Having just spent the last few days creating and setting up a private LinkedIn group, I can verify that as a group manager, I can invite people using emails (no LinkedIn connection required). This can be done by manually typing emails or by importing a CSV file. Granted, this only works if you know their email addresses, which my unique circumstances allow for with my target audience. Another option is to provide or post the "Group Join Link" somewhere outside of the group, which takes them to the overview page where they can request to join.

As for Facebook vs LinkedIn, I just spent the last few weeks banging my head against the internet to fully understand the differences in their groups, and your comparisons pretty much validate everything I've learned. However, I will say that I just posted a comment on a LinkedIn group discussion that was well over 200 characters in length, and you can reply to discussions via email now. When posting a new discussion, you're limited to 200 characters in the title and then possibly as much as you want in the body. They also just released overhauled mobile apps that include basic group discussion viewing and commenting.

At the end of the day, the reasons I chose LinkedIn for my group over Facebook are (1) subgroups, (2) group admin controls, and (3) it's a more professional environment.

Oh, and if you're still deciding which is best for you, this is good-to-know info on LinkedIn group limits:
https://help.linkedin.com/app/answers/detail/a_id/190/~/general-limits-for-linkedin-groups

I used to join certain groups because once a member you could email other members without having to be a connection.  Now it seems LinkedIn has changed that.  Is that right or am I mistaken?

Great post Janet,

Do you feel that at some point a twitter group will emerge ? 

LI is positioned more for professionals
FB more for big brands
Twitter is a nice mix... :)

Thanks,
Sharel

Thanks Janet! Great info.

you're welcome :) 

Thanks for the analysis - the one thing that jumps out at me - both really some sort of reporting tools.  Even something rudimentary would be OK.

Absolutely correct. Not sure if you've played around with FB Insights but it's very basic in my opinion because it just tracks things like engagement which isn't $$ or real ROI, but it is nice to understand traction in whatever you are doing. To not have an efficient way to measure that in something you are spending time on is annoying.

Hey Jeff - Yep FB pages definitely do have the reporting which is nice but the drawback there is that those are public. I think part of the reason that our LinkedIn group is working (and I should've maybe emphasized this more in the post) is that I have that kept as private. That was the problem with #Answers - we had that public and we got SO much spam. Forums grow much faster that way but the spam is awful.
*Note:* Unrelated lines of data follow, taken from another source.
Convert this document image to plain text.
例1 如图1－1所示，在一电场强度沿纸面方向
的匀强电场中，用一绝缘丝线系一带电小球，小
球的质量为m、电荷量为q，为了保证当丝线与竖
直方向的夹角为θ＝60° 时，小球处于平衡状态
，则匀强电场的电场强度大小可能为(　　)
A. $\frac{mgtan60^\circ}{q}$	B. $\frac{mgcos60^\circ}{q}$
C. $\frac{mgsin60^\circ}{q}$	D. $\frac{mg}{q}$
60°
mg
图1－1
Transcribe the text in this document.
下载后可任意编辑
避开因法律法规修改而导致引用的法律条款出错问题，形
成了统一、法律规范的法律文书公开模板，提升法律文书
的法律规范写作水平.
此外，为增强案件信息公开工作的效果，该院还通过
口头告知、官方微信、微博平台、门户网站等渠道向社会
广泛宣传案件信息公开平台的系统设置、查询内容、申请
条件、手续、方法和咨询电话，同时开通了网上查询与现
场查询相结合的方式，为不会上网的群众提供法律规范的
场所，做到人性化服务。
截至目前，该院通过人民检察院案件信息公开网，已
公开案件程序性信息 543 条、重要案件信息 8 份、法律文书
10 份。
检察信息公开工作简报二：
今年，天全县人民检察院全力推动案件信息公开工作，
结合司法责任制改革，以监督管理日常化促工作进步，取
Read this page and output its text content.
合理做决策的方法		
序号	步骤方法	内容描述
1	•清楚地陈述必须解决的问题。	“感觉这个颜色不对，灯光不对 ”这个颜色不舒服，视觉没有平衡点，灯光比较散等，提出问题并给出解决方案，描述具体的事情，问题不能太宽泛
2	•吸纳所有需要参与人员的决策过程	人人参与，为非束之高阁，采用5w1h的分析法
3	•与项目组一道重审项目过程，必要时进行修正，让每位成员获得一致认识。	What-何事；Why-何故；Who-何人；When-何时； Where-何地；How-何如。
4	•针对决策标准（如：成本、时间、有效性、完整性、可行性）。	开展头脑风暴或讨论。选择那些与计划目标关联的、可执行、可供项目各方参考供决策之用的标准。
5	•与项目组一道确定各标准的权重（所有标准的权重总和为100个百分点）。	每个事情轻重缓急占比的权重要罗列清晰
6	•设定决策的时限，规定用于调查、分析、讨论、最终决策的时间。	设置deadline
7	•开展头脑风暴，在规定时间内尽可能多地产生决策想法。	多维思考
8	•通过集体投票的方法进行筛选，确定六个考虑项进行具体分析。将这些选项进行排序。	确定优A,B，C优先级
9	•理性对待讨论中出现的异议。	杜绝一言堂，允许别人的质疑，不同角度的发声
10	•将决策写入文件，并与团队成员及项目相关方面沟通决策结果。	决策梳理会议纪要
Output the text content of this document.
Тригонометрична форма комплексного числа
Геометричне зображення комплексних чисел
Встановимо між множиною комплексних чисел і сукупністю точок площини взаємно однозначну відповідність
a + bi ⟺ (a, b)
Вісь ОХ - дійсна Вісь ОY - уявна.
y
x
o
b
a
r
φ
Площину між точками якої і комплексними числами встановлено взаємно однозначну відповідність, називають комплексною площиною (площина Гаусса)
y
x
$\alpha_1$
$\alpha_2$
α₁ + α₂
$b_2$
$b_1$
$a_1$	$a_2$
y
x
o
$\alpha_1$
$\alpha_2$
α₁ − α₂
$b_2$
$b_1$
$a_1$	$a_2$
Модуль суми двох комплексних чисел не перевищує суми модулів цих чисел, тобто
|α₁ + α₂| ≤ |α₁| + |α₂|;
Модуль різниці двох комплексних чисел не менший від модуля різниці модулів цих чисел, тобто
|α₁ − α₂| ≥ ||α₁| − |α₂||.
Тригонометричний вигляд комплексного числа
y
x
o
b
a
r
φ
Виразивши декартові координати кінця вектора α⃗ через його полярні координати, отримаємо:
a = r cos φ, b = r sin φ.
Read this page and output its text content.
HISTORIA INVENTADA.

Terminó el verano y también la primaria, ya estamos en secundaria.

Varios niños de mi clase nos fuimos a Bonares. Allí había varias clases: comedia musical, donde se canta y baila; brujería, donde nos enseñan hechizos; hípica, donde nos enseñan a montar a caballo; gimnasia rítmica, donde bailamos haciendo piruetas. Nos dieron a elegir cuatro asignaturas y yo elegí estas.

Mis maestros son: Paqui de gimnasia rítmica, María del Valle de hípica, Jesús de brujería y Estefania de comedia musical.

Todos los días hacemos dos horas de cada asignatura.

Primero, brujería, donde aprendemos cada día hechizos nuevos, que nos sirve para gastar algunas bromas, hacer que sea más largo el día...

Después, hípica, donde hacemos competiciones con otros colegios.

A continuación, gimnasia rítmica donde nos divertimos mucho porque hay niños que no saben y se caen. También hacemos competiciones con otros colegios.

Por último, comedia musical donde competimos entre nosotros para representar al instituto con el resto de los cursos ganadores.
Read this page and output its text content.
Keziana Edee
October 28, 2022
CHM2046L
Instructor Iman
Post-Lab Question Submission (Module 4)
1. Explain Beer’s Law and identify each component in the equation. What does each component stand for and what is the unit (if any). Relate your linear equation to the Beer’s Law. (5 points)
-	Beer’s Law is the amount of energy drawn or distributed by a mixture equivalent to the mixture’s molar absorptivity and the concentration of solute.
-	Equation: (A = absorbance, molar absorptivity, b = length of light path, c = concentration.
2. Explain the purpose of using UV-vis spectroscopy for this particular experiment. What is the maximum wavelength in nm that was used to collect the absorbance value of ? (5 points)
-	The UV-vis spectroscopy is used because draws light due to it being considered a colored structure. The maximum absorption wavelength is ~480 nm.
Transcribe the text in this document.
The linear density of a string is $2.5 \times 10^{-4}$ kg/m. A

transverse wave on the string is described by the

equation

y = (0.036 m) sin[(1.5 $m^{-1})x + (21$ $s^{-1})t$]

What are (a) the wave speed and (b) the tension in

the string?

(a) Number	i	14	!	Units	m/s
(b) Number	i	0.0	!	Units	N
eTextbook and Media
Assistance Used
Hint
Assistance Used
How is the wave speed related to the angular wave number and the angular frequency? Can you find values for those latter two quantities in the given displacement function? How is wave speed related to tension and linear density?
Agree re: FB groups and the email updates... they can certainly kill your inbox and you have to go to your account settings on FB to change what notifications you get. (And as we know, changing your account settings on FB requires a PhD.)

Janet:  this is amazingly helpful comparison, thank you!  Do you have a quick thumbnail on either of these vs. Google Groups - or it that such a 'third runner up' it's not even worth discussing?

Hey Kellee - I haven't looked into Google Groups and don't really know anyone using those yet. Will let you know if I find a comparison though! 

 You could create a Facebook account just for work. This way it has no personal info. It is a bummer on the reporting. I wounder if the Facebook and LinkedIn API's allow you to pull data. Then you could write a reporting tool. I might look into that (programmer in me :) )

LinkedIn API is very closed.... Facebook I'm not so sure about. But I would recommend this as an area to hack on... B2B marketers use LinkedIn a lot and are seeing lead gen benefits from it. I think if you created reporting tools for LinkedIn groups people would be more likely to pay for something like that than another Twitter app or something... #freestartupidea

The ship has kinda sailed on the day when I could've created a professional Facebook I think. Everything is so mixed now I just have to accept it. :) I'm pretty cool with it now actually, probably just more comfortable with myself in general so that's why.

Thanks for reading!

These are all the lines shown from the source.